A palazzo Madama, oltre a Grimani, anche Mauro Marino è dato in fase di riflessione. Mentre a Montecitorio sono in sofferenza Camillo D’Alessandro, Gianfranco Librandi, Massimo Ungaro (che, eletto all’estero, non avrebbe nessuna possibilità di essere riconfermato), Maria Chiara Gadda e l’ex grillino Catello Vitiello. Tutti consapevoli che, con chiunque Italia viva deciderà d’allearsi, i pochi seggi sicuri sarebbero tutti appaltati ai fedelissimi: oltre a Renzi, potrebbero tornare in Parlamento giusto Boschi, Bonifazi e Rosato, forse Faraone e Nobili.
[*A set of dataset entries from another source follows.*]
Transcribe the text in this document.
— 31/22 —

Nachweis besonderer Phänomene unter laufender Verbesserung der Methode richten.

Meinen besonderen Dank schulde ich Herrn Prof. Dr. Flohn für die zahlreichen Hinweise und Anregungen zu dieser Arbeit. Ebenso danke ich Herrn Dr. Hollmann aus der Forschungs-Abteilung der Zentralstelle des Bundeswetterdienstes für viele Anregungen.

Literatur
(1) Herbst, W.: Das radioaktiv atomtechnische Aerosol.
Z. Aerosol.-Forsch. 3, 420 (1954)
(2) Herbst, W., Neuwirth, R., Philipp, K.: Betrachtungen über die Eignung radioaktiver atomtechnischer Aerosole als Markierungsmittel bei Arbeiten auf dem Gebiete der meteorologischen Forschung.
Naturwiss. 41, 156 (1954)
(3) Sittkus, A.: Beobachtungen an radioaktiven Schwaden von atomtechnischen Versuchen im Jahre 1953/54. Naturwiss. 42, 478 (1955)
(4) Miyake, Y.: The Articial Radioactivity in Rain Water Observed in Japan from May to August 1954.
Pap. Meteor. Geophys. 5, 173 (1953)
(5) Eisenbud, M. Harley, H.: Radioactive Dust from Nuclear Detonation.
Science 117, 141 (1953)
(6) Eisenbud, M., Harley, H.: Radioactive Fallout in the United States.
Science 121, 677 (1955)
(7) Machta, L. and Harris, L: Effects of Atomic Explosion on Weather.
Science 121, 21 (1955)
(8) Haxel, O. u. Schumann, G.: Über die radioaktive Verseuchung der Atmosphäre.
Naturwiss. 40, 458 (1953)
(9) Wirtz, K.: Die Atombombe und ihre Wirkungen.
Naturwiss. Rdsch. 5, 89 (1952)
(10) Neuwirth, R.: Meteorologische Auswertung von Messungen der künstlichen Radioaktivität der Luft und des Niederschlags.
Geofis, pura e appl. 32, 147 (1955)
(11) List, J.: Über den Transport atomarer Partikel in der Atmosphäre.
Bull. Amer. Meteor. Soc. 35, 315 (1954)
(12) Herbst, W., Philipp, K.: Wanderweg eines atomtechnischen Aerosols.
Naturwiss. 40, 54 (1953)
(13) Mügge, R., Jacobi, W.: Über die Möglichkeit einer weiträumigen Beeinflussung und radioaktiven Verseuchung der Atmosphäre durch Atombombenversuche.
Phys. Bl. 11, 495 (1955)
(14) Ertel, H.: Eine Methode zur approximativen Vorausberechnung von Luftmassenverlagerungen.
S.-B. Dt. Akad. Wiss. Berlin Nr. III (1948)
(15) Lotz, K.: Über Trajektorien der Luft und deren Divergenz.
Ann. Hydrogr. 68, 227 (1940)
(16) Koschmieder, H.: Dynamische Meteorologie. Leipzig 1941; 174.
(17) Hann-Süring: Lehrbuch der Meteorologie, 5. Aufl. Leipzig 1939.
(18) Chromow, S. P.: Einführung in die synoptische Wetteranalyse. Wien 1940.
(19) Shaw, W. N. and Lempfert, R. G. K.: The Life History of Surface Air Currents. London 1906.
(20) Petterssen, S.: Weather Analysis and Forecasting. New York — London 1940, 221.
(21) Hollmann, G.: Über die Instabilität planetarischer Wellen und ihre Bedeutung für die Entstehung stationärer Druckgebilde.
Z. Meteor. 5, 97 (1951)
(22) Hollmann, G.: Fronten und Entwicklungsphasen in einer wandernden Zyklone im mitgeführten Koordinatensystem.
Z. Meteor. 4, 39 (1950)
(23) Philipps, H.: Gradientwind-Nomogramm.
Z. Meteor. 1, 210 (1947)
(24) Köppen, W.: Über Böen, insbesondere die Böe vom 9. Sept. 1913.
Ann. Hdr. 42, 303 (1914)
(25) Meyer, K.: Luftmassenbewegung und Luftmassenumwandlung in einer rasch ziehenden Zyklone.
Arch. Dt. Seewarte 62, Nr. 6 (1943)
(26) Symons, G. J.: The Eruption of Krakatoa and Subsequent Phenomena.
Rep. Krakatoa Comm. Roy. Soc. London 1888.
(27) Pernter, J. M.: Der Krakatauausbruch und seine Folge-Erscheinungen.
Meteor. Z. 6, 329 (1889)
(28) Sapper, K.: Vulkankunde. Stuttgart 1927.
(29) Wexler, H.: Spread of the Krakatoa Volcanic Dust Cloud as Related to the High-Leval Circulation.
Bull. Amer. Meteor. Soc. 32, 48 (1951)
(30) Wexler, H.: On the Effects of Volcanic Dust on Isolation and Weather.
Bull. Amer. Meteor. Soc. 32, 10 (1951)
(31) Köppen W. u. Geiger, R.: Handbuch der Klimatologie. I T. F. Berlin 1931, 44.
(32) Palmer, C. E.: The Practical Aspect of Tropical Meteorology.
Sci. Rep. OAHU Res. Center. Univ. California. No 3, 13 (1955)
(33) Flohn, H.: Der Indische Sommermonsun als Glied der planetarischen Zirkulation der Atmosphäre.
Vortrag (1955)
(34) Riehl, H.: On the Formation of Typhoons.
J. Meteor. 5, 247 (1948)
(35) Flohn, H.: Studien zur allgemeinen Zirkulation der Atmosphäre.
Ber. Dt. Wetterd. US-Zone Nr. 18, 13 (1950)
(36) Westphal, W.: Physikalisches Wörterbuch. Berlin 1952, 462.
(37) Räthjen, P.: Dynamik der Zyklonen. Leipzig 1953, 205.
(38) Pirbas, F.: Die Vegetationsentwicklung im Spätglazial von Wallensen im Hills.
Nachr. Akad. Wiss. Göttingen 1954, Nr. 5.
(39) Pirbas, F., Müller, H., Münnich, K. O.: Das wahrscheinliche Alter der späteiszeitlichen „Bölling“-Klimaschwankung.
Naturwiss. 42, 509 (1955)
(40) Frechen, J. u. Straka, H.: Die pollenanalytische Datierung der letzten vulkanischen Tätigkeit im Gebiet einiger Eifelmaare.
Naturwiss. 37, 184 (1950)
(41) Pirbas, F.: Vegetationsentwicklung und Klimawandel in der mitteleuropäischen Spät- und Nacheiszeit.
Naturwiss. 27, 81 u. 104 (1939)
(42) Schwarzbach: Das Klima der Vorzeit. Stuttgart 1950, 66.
Perfino Marattin e la Bellanova sarebbero a rischio.
Avranno il coraggio di fare il grande passo? Secondo Renzi no: “È esattamente lo stesso giochino dell’altra volta sul Conte 2”, dice partecipando al festival de Linkiesta, quando “dicevano che dieci parlamentari avrebbero lasciato e con questo si sarebbero creati i numeri di una maggioranza diversa. Io non lo so se dieci parlamentari se ne vogliono andare oggi, l’altra volta non se ne sono andati e fatemi dire grazie a tutte e a tutti i parlamentari di Italia viva, perchè grazie a loro abbiamo retto”.
E anche la deputata Maria Elena Boschi ci tiene a precisare che “Italia Viva sta creando la casa comune dei riformisti e dei liberali in Europa e in Italia. E a dispetto delle ricostruzioni interessate saremo decisivi per il Quirinale come lo siamo stati per la caduta di Conte e l’arrivo di Draghi. Anche perché per il Colle contano i voti e non le veline. A chi ci considera in difficoltà rispondo: ci vediamo alla Leopolda”.
Di sicuro, per i potenziali fuoriusciti, la prospettiva di confluire nel magma indistinto del gruppo Misto è tutt’altro che allettante. Ma potrebbe rappresentare l’ultima chance per sfuggire alla dissoluzione renziana. Regalando infine una sola certezza: se la fronda avrà successo, per il senatore di Rignano sarebbe un bruttissimo colpo, tale da rimpicciolire assai l’ambizione di giocare da protagonista il big match del Colle.